About Secret History

Commentary on Latin America.
Mostly about Mexico - but not always.
Designed to encourage readers to learn about
the apparently "secret history" of 500 million people
spread across two continents
- but not always.
You can always count on a little snark.

Monday, December 21, 2009

Evo Morales: Ending Capitalism by Ending Luxury?

From Democracy Now:
AMY GOODMAN: How would you do that? How would you end capitalism?

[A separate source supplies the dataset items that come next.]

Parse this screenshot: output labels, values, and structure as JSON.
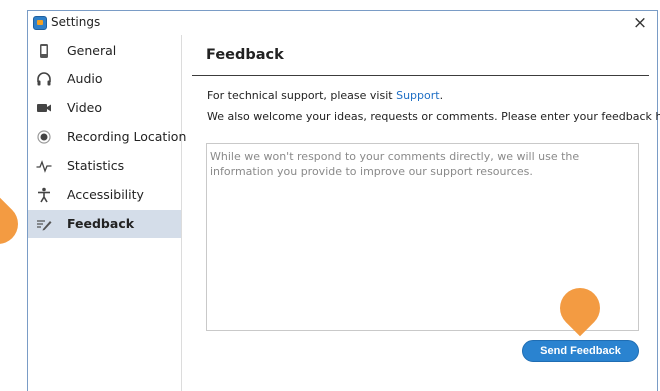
{
  "window": {
    "title": "Settings",
    "close_label": "×"
  },
  "sidebar": {
    "items": [
      {
        "label": "General",
        "icon": "phone-icon"
      },
      {
        "label": "Audio",
        "icon": "headphones-icon"
      },
      {
        "label": "Video",
        "icon": "camera-icon"
      },
      {
        "label": "Recording Location",
        "icon": "record-icon"
      },
      {
        "label": "Statistics",
        "icon": "pulse-icon"
      },
      {
        "label": "Accessibility",
        "icon": "accessibility-icon"
      },
      {
        "label": "Feedback",
        "icon": "feedback-pen-icon",
        "active": true
      }
    ]
  },
  "main": {
    "title": "Feedback",
    "support_prefix": "For technical support, please visit ",
    "support_link": "Support",
    "support_suffix": ".",
    "welcome_text": "We also welcome your ideas, requests or comments. Please enter your feedback here:",
    "feedback_placeholder": "While we won't respond to your comments directly, we will use the information you provide to improve our support resources.",
    "send_label": "Send Feedback"
  },
  "colors": {
    "accent": "#2a83d0",
    "active_bg": "#d4dde9",
    "marker": "#f39b42"
  }
}
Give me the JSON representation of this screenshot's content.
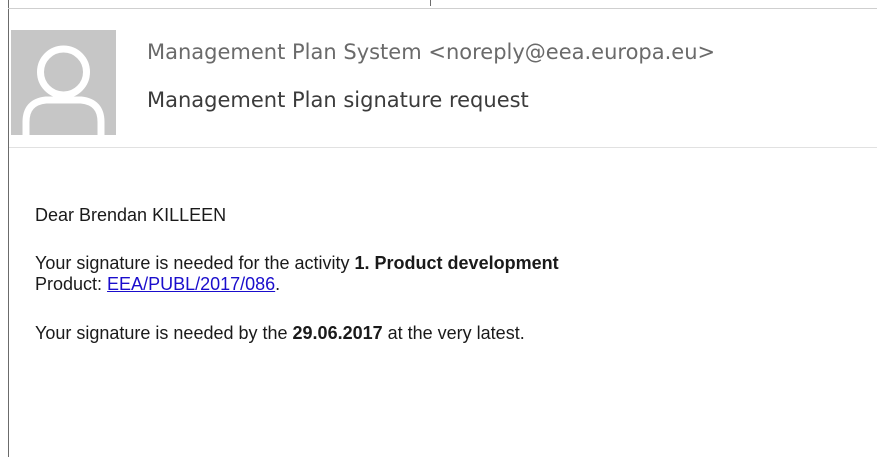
{
  "email": {
    "sender": "Management Plan System <noreply@eea.europa.eu>",
    "subject": "Management Plan signature request",
    "greeting": "Dear Brendan KILLEEN",
    "activity_prefix": "Your signature is needed for the activity ",
    "activity_name": "1. Product development",
    "product_label": "Product: ",
    "product_link": "EEA/PUBL/2017/086",
    "product_suffix": ".",
    "deadline_prefix": "Your signature is needed by the ",
    "deadline_date": "29.06.2017",
    "deadline_suffix": " at the very latest."
  },
  "colors": {
    "avatar_bg": "#c6c6c6",
    "avatar_fg": "#ffffff",
    "link": "#1a0dcc",
    "sender_text": "#6a6a6a"
  },
  "icons": {
    "avatar": "person-silhouette-icon"
  }
}
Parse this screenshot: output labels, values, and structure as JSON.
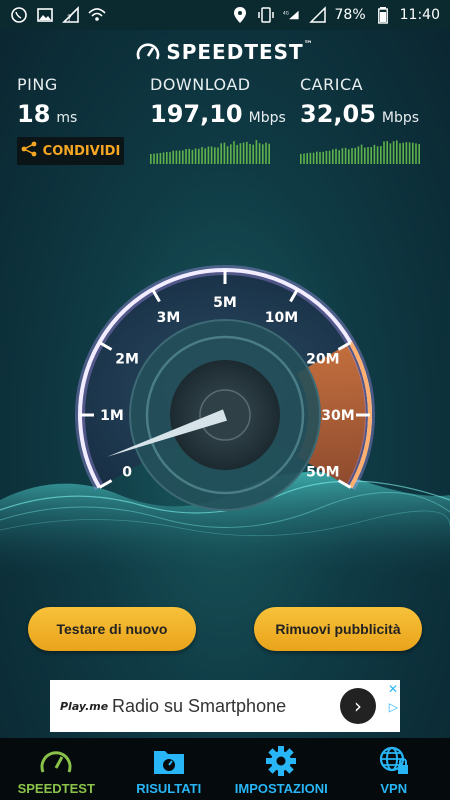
{
  "status_bar": {
    "battery": "78%",
    "time": "11:40",
    "network": "4G"
  },
  "header": {
    "title": "SPEEDTEST"
  },
  "metrics": {
    "ping": {
      "label": "PING",
      "value": "18",
      "unit": "ms"
    },
    "download": {
      "label": "DOWNLOAD",
      "value": "197,10",
      "unit": "Mbps"
    },
    "upload": {
      "label": "CARICA",
      "value": "32,05",
      "unit": "Mbps"
    }
  },
  "share_label": "CONDIVIDI",
  "gauge": {
    "ticks": [
      "0",
      "1M",
      "2M",
      "3M",
      "5M",
      "10M",
      "20M",
      "30M",
      "50M"
    ],
    "highlight_from": "20M",
    "highlight_to": "50M"
  },
  "actions": {
    "retest": "Testare di nuovo",
    "remove_ads": "Rimuovi pubblicità"
  },
  "ad": {
    "brand": "Play.me",
    "title": "Radio su Smartphone"
  },
  "nav": [
    {
      "label": "SPEEDTEST",
      "icon": "speedometer-icon",
      "active": true
    },
    {
      "label": "RISULTATI",
      "icon": "results-folder-icon",
      "active": false
    },
    {
      "label": "IMPOSTAZIONI",
      "icon": "gear-icon",
      "active": false
    },
    {
      "label": "VPN",
      "icon": "globe-lock-icon",
      "active": false
    }
  ],
  "colors": {
    "accent_orange": "#f5a623",
    "accent_blue": "#29b6f6",
    "accent_green": "#8bc34a",
    "button_yellow": "#f0b429",
    "gauge_purple": "#8a5cf6"
  }
}
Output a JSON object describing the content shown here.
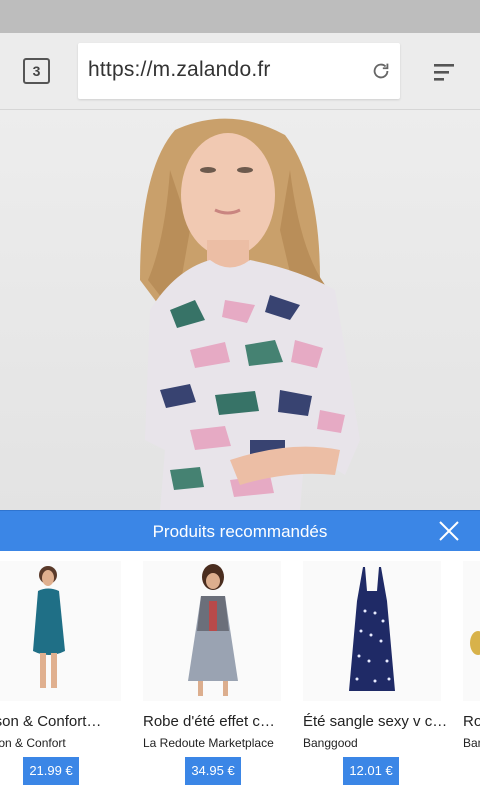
{
  "browser": {
    "tab_count": "3",
    "url": "https://m.zalando.fr",
    "icons": {
      "reload": "reload-icon",
      "menu": "menu-icon"
    }
  },
  "recommendations": {
    "title": "Produits recommandés",
    "products": [
      {
        "name": "aison & Confort…",
        "store": "aison & Confort",
        "price": "21.99 €"
      },
      {
        "name": "Robe d'été effet c…",
        "store": "La Redoute Marketplace",
        "price": "34.95 €"
      },
      {
        "name": "Été sangle sexy v c…",
        "store": "Banggood",
        "price": "12.01 €"
      },
      {
        "name": "Ro",
        "store": "Ban",
        "price": ""
      }
    ]
  },
  "colors": {
    "accent": "#3b86e6"
  }
}
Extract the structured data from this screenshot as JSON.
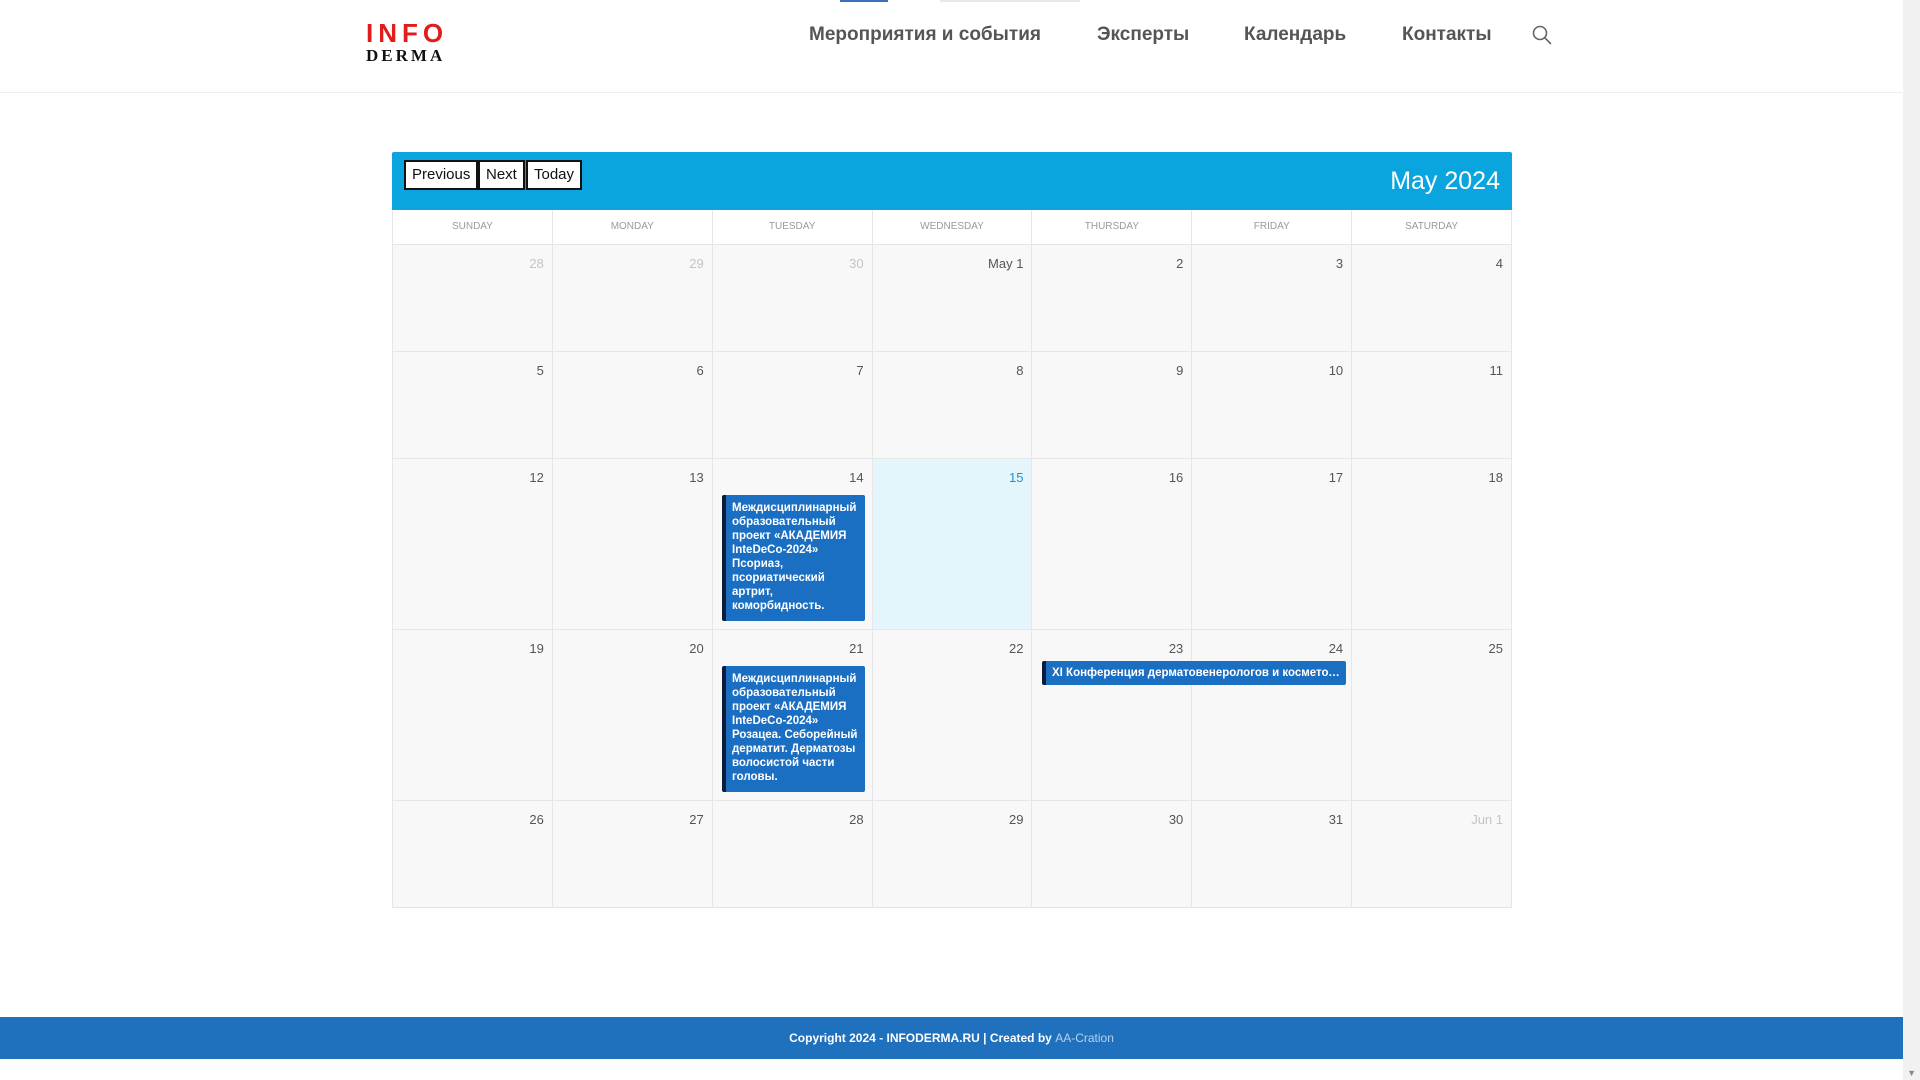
{
  "logo": {
    "top": "INFO",
    "bottom": "DERMA"
  },
  "nav": {
    "items": [
      {
        "label": "Мероприятия и события"
      },
      {
        "label": "Эксперты"
      },
      {
        "label": "Календарь"
      },
      {
        "label": "Контакты"
      }
    ],
    "search_icon": "search-icon"
  },
  "calendar": {
    "buttons": {
      "previous": "Previous",
      "next": "Next",
      "today": "Today"
    },
    "title": "May 2024",
    "weekdays": [
      "SUNDAY",
      "MONDAY",
      "TUESDAY",
      "WEDNESDAY",
      "THURSDAY",
      "FRIDAY",
      "SATURDAY"
    ],
    "today_date": "15",
    "weeks": [
      [
        {
          "label": "28",
          "other": true
        },
        {
          "label": "29",
          "other": true
        },
        {
          "label": "30",
          "other": true
        },
        {
          "label": "May 1"
        },
        {
          "label": "2"
        },
        {
          "label": "3"
        },
        {
          "label": "4"
        }
      ],
      [
        {
          "label": "5"
        },
        {
          "label": "6"
        },
        {
          "label": "7"
        },
        {
          "label": "8"
        },
        {
          "label": "9"
        },
        {
          "label": "10"
        },
        {
          "label": "11"
        }
      ],
      [
        {
          "label": "12"
        },
        {
          "label": "13"
        },
        {
          "label": "14"
        },
        {
          "label": "15",
          "today": true
        },
        {
          "label": "16"
        },
        {
          "label": "17"
        },
        {
          "label": "18"
        }
      ],
      [
        {
          "label": "19"
        },
        {
          "label": "20"
        },
        {
          "label": "21"
        },
        {
          "label": "22"
        },
        {
          "label": "23"
        },
        {
          "label": "24"
        },
        {
          "label": "25"
        }
      ],
      [
        {
          "label": "26"
        },
        {
          "label": "27"
        },
        {
          "label": "28"
        },
        {
          "label": "29"
        },
        {
          "label": "30"
        },
        {
          "label": "31"
        },
        {
          "label": "Jun 1",
          "other": true
        }
      ]
    ],
    "events": [
      {
        "title": "Междисциплинарный образовательный проект «АКАДЕМИЯ InteDeCo-2024» Псориаз, псориатический артрит, коморбидность.",
        "date": "14"
      },
      {
        "title": "Междисциплинарный образовательный проект «АКАДЕМИЯ InteDeCo-2024» Розацеа. Себорейный дерматит. Дерматозы волосистой части головы.",
        "date": "21"
      },
      {
        "title": "XI Конференция дерматовенерологов и косметологов",
        "date": "23–24"
      }
    ],
    "colors": {
      "toolbar": "#0aa5de",
      "event": "#1b6fc2",
      "today_bg": "#e5f5fc"
    }
  },
  "footer": {
    "text": "Copyright 2024 - INFODERMA.RU | Created by ",
    "link": "AA-Cration"
  }
}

PRESIDENT EVO MORALES: [translated] It’s changing economic policies, ending luxury, consumerism. It’s ending the struggle to—or this searching for living better. Living better is to exploit human beings. It’s plundering natural resources. It’s egoism and individualism. Therefore, in those promises of capitalism, there is no solidarity or complementarity. There’s no reciprocity. So that’s why we’re trying to think about other ways of living lives and living well, not living better. Not living better. Living better is always at someone else’s expense. Living better is at the expense of destroying the environment.
I've generally been a supporter of the Morales movement - a much needed retaking of Bolivia by the majority of the citizenry. However, Morales' climate summit speech and DN interview have me rolling my eyes? End luxury? End luxury and you end the entire export future of Bolivia, especially lithium. Define luxury, buck-o. Is luxury flying all the way to Copenhagen to complain about luxury for a few minutes? Pretty much. Come on, Evo, learn to ride the market and even moderate it ... don't try to put a bullet in its brain.

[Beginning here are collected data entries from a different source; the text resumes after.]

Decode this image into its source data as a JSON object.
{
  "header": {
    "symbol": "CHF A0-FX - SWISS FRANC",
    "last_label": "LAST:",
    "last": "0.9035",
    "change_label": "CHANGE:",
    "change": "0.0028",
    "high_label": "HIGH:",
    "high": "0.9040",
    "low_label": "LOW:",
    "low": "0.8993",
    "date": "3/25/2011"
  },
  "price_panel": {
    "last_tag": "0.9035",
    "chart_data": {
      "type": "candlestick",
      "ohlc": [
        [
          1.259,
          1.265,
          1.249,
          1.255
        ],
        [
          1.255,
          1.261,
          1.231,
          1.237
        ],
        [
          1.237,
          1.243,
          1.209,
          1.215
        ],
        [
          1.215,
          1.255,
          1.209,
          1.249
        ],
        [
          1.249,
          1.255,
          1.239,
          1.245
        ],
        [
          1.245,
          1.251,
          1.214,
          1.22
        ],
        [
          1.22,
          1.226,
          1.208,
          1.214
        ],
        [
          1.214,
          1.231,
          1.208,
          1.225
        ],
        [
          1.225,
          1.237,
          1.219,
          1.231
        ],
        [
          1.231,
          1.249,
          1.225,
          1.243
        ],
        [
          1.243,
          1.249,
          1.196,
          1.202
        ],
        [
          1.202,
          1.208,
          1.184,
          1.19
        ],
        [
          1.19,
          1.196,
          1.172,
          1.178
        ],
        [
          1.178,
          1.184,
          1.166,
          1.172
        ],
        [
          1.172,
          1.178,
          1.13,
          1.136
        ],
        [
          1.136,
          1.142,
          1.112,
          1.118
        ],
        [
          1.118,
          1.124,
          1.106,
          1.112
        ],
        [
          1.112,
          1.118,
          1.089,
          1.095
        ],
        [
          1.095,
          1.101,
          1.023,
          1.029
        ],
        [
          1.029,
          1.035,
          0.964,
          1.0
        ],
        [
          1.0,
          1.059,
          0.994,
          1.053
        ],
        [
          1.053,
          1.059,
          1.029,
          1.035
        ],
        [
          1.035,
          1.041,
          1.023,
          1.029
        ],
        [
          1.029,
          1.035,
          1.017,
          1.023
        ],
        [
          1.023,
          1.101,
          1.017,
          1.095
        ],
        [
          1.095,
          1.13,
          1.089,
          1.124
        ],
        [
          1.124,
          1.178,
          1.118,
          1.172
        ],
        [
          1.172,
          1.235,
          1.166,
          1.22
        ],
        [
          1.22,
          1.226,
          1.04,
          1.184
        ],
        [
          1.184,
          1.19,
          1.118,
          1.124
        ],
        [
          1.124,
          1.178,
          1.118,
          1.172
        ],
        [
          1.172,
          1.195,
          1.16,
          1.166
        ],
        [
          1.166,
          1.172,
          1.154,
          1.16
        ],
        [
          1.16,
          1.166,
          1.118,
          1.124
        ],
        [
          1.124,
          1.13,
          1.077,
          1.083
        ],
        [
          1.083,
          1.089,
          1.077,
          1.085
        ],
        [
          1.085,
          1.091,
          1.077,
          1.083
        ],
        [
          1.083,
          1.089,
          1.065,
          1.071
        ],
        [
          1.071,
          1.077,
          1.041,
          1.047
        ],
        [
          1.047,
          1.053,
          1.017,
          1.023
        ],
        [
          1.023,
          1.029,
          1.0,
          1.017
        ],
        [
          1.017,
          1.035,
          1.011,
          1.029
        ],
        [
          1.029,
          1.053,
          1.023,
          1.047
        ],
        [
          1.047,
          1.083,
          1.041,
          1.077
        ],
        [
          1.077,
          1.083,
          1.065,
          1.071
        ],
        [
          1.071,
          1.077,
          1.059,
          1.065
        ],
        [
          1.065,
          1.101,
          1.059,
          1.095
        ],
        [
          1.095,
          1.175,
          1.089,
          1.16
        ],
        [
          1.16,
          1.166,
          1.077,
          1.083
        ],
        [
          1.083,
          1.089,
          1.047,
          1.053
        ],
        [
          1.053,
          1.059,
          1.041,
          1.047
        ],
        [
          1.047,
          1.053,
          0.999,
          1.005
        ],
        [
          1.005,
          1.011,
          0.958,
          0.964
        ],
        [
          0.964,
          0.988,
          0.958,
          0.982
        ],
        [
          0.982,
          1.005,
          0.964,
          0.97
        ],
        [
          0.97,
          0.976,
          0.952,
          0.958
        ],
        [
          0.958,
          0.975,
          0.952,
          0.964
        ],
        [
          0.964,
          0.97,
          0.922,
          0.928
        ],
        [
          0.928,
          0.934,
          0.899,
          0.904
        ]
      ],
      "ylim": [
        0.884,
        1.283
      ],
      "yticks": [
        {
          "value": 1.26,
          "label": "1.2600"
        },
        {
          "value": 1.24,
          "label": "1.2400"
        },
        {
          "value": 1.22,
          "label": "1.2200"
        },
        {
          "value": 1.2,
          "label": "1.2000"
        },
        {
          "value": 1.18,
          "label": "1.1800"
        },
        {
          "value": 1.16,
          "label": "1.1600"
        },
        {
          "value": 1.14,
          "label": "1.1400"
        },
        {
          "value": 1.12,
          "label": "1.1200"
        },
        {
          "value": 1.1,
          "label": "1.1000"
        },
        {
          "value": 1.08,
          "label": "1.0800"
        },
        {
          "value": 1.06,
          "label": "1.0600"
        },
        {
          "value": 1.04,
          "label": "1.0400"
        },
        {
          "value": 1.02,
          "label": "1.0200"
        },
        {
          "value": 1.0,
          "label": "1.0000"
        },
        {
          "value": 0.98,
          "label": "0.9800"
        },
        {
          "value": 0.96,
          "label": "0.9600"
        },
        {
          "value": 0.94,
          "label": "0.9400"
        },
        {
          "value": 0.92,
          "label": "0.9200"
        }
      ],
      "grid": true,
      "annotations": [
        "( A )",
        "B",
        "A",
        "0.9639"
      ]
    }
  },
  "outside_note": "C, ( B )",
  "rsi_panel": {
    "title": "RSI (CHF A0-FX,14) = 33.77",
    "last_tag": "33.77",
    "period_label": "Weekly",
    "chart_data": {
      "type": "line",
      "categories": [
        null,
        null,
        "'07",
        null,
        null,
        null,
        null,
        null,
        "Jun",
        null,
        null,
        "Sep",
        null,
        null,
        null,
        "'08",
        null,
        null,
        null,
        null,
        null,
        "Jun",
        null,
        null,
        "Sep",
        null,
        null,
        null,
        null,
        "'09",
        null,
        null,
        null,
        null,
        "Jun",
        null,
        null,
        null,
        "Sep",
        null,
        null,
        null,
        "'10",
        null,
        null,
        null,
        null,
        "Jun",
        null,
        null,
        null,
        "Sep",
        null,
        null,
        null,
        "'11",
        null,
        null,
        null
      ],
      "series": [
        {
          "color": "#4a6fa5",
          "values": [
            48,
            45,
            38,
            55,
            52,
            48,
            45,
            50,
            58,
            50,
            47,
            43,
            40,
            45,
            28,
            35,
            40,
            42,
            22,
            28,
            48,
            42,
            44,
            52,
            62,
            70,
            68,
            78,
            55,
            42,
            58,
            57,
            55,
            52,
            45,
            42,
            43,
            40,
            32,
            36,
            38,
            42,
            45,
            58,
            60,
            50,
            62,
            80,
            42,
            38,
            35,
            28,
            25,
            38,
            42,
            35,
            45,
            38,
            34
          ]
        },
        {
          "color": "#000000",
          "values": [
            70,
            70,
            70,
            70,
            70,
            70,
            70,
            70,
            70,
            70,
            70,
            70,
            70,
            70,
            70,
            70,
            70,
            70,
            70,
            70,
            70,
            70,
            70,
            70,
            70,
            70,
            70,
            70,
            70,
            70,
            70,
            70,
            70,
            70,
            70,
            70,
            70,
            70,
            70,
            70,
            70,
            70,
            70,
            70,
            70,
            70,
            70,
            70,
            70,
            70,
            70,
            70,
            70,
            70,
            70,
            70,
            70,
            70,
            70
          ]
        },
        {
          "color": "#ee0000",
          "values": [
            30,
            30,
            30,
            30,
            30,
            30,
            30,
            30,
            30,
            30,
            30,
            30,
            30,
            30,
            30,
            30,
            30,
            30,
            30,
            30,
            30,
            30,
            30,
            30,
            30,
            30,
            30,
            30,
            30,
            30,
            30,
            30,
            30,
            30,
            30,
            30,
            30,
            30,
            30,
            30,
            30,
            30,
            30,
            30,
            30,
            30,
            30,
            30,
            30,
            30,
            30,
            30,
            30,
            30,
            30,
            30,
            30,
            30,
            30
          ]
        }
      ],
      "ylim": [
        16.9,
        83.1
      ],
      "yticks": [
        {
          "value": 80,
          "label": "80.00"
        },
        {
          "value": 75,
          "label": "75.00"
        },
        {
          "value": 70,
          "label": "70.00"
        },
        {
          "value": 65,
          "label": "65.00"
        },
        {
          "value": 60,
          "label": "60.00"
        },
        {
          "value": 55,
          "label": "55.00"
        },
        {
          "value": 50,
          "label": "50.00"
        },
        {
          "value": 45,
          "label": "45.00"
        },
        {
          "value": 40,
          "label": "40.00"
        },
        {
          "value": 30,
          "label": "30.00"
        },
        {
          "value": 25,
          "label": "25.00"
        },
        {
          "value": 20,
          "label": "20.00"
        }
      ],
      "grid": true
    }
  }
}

The export economies of South America demand a luxury market, and their subsequent failure to diversify the economy with the profits from those sales is glaring (cough cough - Chavez's Venezuela - cough cough). Text book after text book gives us enough single-export ppopulists to float a battleship. Diversify, democratize, distribute - the three words of the day for the Latin American economy.

Bolivia has potential to profit from "luxury" and use those profits for good. And the environment? If the market demands "green" then let the entrepeneurs of Bolivia profit from that demand.